Any other information on results incl. tables

Absolute Body Weights in g and Body Weight Gain in %

Animal no. / sex	g Day 1	g Day 8	g Day 15	% Day 1-15
Step 1 (2000 mg/kg bw)
1 / female	158	182	192	+22
2 / female	155	176	187	+21
3 / female	151	165	171	+13
Step 2 (2000 mg/kg bw)
4 / female	170	203	215	+26
5 / female	161	182	199	+24
6 / female	162	194	204	+26

 

Applicant's summary and conclusion

Interpretation of results:

not classified

Remarks:

Migrated information Criteria used for interpretation of results: EU

Conclusions:

Under the conditions of the present study, a single oral application of the test item magnesium chloride hexahydrate to rats at a dose of 2000 mg/kg body weight was associated with no signs of toxicity or mortality.
The median lethal dose of magnesium chloride hexahydrate after a single oral administration to female rats, observed over a period of 14 days is :
LD50 cut off (rat): 5000 mg/kg body weight.

Executive summary:

Two groups, each of three female WISTAR Crl: WI(Han) rats, were treated with Magnesium Chloride hexahydrate by oral gavage administration at a dosage of 2000 mg/kg body weight . The animals were observed on delivery, on inclusion in the study and before administration for mortality/morbidity and other clinical signs.

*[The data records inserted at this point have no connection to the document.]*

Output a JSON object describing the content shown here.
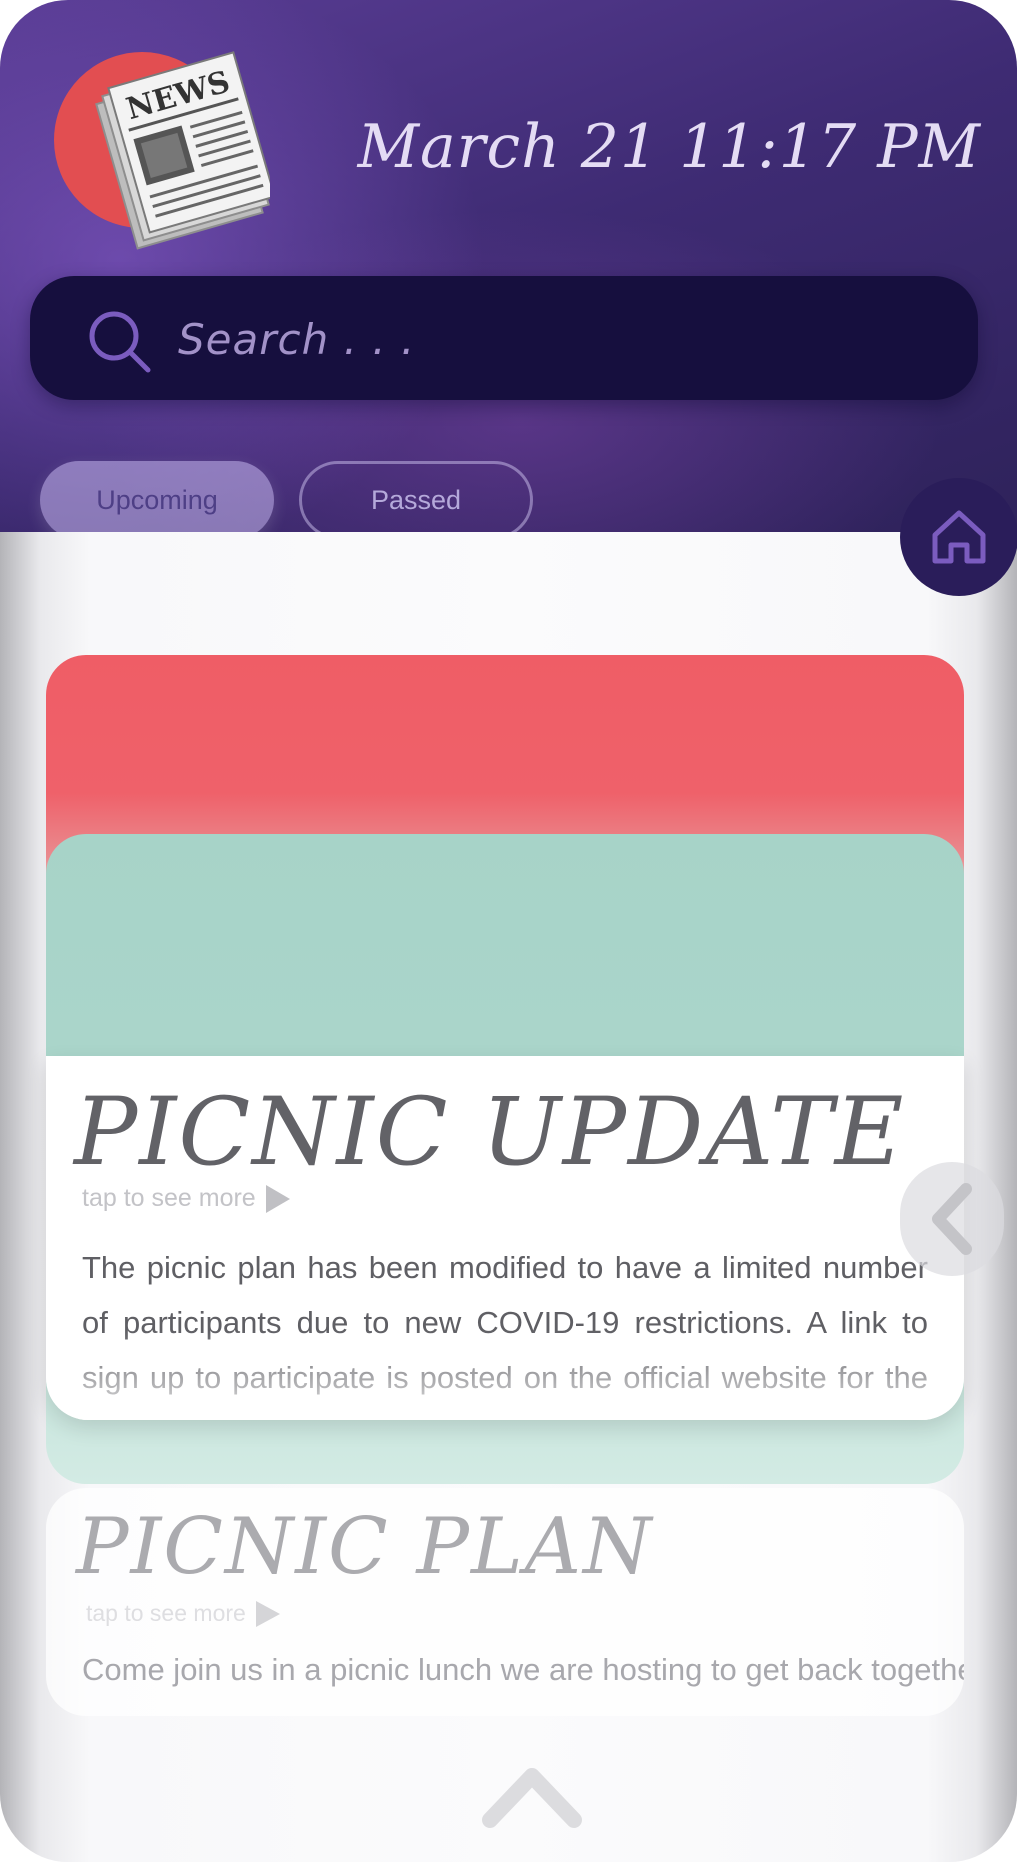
{
  "header": {
    "logo_text": "NEWS",
    "datetime": "March 21 11:17 PM"
  },
  "search": {
    "placeholder": "Search . . ."
  },
  "tabs": [
    {
      "label": "Upcoming",
      "active": true
    },
    {
      "label": "Passed",
      "active": false
    }
  ],
  "icons": {
    "home": "home-icon",
    "search": "search-icon",
    "side_nav": "chevron-left-icon",
    "bottom_nav": "chevron-up-icon"
  },
  "cards": {
    "featured": {
      "title": "PICNIC UPDATE",
      "tap_hint": "tap to see more",
      "body": "The picnic plan has been modified to have a limited number of participants due to new COVID-19 restrictions. A link to sign up to participate is posted on the official website for the church and s-"
    },
    "next": {
      "title": "PICNIC PLAN",
      "tap_hint": "tap to see more",
      "body": "Come join us in a picnic lunch we are hosting to get back together"
    }
  },
  "colors": {
    "header_purple": "#3e2b73",
    "search_bg": "#160f3e",
    "card_red": "#ef5d66",
    "card_teal": "#a7d3c8",
    "title_gray": "#626267"
  }
}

All animals were examined for clinical signs several times on the day of dosing and once daily until the end of the observation period. Their body weights were recorded on day 1 (prior to the administration) and on days 8 and 15. All animals were necropsied and examined macroscopically.

Throughout the 14-day observation period, all animals survived until the end of the study without showing any signs of toxicity. In conclusion, the median lethal dose of Magnesium chloride hexahydrate after a single oral administration to female rats, observed over a period of 14 days is 5000 mg/kg body weight (LD50 cut off).